美容意識が高いお客様が来院するので、自分自身も美容の知識をもち、相手におすすめできるようになるためには常に美容への意識が必要です。

美容に関心があまりない場合、少し難しく感じるかもしれません。

接客が苦手

クリニックによっては、あまり接客がない所もありますが、看護師も接客を必要とする所もあります。

カウンセリングへのお客様への対応や、術後のアフターケアでも関わりますので、接客スキルを身につけなければなりません。

臨床経験を積みたい人

先ほども話しましたように、美容系クリニックでは臨床経験年数にカウントされない場合があります。

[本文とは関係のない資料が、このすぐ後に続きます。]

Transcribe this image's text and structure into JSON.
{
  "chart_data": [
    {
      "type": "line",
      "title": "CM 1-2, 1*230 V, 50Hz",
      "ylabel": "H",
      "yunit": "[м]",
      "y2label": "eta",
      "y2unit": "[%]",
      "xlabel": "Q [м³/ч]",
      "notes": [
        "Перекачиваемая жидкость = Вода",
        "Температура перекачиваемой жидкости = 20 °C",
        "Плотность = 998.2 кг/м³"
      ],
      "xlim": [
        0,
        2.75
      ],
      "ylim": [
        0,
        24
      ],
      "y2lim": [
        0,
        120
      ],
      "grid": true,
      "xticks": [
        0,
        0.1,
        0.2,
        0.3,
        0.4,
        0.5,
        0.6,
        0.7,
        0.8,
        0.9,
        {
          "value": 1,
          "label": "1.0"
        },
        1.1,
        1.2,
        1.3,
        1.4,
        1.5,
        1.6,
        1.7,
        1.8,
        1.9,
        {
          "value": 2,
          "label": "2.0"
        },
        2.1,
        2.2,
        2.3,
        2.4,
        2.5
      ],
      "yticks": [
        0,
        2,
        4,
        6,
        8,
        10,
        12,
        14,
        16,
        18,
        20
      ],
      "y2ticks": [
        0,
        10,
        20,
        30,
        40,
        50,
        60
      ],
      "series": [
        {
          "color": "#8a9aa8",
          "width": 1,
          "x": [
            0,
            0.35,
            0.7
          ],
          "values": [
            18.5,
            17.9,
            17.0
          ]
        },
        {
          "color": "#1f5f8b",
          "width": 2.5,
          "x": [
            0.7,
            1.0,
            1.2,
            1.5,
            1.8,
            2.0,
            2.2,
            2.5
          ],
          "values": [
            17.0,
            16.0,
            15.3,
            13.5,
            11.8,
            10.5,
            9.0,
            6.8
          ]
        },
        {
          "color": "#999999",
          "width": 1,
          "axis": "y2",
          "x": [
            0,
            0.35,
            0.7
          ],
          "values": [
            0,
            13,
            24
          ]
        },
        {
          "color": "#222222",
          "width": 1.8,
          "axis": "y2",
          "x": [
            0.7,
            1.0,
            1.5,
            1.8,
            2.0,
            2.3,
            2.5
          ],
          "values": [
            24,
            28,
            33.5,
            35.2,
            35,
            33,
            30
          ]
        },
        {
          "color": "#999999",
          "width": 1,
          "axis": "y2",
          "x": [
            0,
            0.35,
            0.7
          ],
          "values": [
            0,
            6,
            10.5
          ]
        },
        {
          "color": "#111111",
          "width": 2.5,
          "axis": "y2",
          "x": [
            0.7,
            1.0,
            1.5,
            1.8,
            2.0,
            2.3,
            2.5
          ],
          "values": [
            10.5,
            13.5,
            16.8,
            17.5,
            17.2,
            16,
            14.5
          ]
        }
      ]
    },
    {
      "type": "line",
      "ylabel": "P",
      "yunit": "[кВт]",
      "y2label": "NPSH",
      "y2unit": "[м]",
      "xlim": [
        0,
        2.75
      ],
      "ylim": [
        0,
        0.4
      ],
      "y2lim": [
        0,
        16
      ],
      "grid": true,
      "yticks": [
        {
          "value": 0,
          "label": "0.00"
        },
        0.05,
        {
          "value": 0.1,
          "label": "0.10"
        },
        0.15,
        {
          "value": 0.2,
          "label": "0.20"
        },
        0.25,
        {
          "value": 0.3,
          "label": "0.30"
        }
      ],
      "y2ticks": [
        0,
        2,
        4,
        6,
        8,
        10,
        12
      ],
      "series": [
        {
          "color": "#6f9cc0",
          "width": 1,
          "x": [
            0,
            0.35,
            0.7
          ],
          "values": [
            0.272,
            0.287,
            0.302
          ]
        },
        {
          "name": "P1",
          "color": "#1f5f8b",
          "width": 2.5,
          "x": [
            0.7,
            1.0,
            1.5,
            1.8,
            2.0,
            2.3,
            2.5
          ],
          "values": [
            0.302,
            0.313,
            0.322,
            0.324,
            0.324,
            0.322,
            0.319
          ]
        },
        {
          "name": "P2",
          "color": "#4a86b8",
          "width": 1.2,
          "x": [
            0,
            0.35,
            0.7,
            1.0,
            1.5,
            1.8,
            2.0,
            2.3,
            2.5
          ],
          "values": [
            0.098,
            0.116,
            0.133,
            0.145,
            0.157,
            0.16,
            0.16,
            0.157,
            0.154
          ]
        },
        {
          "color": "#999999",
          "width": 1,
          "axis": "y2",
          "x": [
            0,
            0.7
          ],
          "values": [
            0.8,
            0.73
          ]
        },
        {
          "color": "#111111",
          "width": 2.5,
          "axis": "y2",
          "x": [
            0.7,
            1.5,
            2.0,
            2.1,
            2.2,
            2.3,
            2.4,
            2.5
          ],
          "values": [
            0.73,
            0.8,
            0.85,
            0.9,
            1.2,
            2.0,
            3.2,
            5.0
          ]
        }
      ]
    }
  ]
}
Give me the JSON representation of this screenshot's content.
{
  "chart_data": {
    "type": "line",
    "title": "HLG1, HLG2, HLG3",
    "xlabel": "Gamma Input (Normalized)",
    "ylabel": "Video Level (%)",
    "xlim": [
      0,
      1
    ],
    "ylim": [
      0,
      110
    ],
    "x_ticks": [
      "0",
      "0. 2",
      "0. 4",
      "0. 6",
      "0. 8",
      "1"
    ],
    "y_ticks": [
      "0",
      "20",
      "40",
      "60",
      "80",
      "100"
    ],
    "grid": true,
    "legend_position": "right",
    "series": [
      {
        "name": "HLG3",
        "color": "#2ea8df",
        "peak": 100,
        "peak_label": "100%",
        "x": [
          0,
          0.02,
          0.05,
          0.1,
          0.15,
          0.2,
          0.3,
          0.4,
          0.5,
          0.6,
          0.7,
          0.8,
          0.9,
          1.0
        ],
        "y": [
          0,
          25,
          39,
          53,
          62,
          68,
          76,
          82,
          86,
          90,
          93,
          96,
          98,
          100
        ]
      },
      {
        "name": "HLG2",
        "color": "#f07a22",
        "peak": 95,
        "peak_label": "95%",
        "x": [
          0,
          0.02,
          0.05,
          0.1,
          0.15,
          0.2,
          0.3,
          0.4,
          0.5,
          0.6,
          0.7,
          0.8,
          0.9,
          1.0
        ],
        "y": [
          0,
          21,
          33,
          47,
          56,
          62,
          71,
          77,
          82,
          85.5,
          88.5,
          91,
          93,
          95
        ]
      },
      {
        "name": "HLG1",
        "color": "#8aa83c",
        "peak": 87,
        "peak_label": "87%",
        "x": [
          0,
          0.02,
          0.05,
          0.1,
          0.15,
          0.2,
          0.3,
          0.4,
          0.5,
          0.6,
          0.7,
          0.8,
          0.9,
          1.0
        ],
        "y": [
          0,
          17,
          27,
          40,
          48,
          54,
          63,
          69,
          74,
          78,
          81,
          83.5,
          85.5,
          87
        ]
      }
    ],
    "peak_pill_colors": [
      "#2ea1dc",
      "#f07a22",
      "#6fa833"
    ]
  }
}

一般診療ではないため、病院などとは行う看護業務も変わってきます。

今後臨床経験を積みたい方には不向きかもしれません。

まとめ

今回美容クリニックについて説明しました。

多くの美容クリニックがありますので、今回書かせていただいたことは全部のクリニックに一致するものではありません。

そのため、美容クリニックへの就職を考えているのであれば、自分が何を重要視してクリニックを選ぶかが大切になると思います。

命に関わらない看護師と題してお話ししましたが、美容クリニックでも相手は人であり、医療行為を行うため看護師が必要となります。

大きな施術を除き、命に直結する看護を行うことは少ないですが、看護師として医療行為には十分に気をつけて技術面、接客面を行う必要があります。

今回の記事で、やりがいのあるクリニックなどを見つけることができる手助けになれたらいいなと思います。